Review: No One is Coming to Save You at HOME (Incoming Festival)

No One is Coming to Save You at HOME
No One is Coming to Save You at HOME
Credit: This Noise

Reviewer: Daniel Shipman

Upstaged Rating: ⭐⭐⭐⭐

No One is Coming to Save You is a dark, strange and yet quietly hopeful piece of theatre. It covers one night as experienced by two insomniacs, exploring the unaccountable way that our thoughts behave when we should be asleep but can’t quite seem to get there.

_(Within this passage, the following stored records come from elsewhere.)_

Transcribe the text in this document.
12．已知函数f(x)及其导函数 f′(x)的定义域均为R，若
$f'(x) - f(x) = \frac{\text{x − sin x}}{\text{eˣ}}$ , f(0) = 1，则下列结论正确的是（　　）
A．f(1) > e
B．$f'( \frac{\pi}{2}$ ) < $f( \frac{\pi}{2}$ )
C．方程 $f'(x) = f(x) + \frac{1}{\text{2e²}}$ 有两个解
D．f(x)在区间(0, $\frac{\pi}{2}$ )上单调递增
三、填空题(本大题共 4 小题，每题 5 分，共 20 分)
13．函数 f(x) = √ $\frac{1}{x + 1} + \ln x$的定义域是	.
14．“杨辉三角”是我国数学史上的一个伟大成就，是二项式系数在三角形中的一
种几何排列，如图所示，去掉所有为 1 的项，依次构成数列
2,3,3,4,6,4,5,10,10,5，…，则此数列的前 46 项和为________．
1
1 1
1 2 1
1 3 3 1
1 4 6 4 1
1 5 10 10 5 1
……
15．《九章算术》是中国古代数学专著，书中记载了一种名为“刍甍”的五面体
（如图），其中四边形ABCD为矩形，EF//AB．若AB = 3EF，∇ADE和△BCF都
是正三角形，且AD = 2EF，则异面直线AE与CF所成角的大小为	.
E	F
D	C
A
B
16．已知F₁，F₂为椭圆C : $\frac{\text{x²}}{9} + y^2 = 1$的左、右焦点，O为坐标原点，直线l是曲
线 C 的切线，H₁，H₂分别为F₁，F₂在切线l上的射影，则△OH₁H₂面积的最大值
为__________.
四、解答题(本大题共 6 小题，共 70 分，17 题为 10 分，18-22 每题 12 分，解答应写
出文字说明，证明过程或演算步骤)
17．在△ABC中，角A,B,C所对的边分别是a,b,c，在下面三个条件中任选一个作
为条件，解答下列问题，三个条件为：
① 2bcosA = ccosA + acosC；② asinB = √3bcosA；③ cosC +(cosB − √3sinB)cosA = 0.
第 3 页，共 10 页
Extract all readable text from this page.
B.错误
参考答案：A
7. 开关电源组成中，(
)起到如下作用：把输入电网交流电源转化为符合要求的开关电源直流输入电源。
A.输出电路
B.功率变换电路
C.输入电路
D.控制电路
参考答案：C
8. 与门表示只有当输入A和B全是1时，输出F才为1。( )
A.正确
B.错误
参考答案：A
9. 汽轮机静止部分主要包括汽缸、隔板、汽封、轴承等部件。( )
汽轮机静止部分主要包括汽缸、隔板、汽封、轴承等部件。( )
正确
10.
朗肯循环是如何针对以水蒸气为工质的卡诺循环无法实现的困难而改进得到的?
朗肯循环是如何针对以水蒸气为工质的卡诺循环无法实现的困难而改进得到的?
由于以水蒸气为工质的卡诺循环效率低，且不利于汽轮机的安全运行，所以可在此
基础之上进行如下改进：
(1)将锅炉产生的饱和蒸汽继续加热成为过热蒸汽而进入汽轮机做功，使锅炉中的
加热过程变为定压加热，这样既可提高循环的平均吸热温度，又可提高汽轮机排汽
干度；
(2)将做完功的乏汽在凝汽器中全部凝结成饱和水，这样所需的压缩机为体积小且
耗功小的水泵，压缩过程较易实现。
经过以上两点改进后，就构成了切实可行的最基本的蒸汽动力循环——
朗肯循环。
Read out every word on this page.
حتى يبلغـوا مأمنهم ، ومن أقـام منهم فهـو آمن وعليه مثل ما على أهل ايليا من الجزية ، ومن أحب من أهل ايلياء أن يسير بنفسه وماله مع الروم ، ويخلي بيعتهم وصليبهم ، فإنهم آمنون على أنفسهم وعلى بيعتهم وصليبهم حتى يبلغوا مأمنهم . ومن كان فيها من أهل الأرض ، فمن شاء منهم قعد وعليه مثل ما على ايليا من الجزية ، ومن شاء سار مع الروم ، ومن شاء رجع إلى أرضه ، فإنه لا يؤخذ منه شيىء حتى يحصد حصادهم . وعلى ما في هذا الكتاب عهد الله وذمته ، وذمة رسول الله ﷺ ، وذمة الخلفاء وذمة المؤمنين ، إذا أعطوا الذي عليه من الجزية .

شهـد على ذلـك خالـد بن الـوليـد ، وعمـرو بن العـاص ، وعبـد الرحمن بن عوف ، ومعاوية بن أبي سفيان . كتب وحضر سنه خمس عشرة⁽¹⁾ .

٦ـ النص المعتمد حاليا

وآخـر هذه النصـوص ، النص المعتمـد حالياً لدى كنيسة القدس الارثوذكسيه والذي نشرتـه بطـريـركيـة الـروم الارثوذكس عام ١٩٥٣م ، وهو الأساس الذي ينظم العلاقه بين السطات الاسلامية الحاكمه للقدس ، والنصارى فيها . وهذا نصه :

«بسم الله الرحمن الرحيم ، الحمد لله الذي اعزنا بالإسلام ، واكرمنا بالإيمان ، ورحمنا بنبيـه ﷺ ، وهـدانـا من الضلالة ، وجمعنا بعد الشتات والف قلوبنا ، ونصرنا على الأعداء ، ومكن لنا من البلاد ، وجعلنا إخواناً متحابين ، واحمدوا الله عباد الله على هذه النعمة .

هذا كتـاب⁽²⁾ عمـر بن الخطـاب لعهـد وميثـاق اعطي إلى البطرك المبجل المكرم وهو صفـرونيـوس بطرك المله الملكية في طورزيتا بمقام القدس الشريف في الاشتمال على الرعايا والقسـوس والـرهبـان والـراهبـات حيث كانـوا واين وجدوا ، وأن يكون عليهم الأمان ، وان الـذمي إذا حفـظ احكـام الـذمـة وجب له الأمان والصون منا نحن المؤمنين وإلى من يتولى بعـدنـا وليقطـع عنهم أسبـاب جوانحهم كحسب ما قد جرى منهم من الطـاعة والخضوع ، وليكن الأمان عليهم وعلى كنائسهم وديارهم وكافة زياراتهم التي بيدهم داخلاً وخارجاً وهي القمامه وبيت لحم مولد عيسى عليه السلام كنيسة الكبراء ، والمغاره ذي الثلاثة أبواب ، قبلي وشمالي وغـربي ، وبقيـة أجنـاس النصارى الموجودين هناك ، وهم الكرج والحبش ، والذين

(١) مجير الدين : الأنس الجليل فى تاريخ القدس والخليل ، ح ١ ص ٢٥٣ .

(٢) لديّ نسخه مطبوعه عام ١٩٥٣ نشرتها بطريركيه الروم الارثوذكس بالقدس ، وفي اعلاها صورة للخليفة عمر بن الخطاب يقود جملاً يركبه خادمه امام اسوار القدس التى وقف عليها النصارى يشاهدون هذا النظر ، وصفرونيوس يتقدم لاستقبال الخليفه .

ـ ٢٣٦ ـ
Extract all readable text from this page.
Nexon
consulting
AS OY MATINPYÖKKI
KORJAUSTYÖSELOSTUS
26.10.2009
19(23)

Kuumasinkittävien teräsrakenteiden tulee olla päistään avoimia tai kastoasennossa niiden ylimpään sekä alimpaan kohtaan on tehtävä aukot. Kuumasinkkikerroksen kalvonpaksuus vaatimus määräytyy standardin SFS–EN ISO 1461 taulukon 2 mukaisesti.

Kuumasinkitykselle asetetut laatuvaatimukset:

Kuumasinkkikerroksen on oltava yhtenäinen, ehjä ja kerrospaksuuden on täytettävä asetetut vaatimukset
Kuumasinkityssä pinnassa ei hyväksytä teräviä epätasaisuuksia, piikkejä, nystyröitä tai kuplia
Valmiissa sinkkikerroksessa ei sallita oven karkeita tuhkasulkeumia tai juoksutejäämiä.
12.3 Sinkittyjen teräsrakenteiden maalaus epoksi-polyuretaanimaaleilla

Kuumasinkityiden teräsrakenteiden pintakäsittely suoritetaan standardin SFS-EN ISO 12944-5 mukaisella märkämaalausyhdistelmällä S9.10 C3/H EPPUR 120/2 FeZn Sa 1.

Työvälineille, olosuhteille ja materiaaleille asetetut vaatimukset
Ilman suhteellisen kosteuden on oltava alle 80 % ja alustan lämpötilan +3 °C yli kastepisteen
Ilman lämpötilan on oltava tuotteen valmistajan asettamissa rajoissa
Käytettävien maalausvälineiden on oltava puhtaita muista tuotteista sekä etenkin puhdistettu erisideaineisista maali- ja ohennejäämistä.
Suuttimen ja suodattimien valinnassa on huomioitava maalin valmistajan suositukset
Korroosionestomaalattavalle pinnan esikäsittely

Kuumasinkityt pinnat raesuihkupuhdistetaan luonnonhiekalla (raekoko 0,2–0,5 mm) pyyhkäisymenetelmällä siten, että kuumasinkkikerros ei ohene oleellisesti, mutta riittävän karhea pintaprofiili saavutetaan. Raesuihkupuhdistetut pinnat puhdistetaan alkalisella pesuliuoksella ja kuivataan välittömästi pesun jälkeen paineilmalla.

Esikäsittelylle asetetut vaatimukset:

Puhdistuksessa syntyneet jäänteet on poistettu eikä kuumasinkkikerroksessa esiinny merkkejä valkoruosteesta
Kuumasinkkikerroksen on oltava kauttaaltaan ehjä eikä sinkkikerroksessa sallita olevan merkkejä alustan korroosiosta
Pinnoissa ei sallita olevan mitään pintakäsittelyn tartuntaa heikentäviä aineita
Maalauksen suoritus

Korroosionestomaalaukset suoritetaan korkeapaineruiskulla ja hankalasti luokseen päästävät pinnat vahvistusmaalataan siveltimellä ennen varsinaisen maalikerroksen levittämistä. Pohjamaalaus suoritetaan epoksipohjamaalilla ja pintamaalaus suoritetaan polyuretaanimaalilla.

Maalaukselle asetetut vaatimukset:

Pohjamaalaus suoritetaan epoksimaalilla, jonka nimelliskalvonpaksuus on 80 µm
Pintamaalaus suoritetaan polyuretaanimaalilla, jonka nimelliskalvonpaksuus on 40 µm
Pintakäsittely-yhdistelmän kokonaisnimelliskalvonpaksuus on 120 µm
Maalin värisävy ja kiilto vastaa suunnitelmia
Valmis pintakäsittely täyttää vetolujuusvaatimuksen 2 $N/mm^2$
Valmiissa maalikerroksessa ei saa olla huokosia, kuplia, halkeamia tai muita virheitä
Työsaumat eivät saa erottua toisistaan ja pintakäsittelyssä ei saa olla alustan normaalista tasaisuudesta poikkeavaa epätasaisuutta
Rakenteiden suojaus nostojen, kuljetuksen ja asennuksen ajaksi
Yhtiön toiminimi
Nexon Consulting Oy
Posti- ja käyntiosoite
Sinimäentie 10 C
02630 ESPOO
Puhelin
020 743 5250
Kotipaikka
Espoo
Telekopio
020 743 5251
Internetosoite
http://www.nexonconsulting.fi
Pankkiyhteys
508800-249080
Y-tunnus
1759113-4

Staged by fledgling theatre company This Noise, the show is performed with surprising charisma by Agatha Elwes and Rudolphe Mdlongwa. Their innate watchability takes an already intriguing script (written by Nathan Ellis) and turns it in to a fascinating thing to watch and listen to. The majority of the show takes the form of two interspersed monologues which aren’t in direct conversation with each other. However, the text is littered with subtle and satisfying echoes of itself.

The staging (Khadija Raza and Alice Simonato) is almost spartan in its simplicity, but this only serves to heighten the sense of existing in a void which might strike those who are awake when the rest of the world is asleep. Similarly, the sound design (Callum Wyles) captures a sense of lingering, non-specific dread without ever imposing itself upon the script or the performance.

The hallucinatory nature of the piece will not be to everyone’s taste, nor will the thoughts of random violence which occasionally pass through the characters heads. However, all of this will strike a chord with anyone who has ever spent sleepless nights with only their own mind for company and been surprised at what they have found there.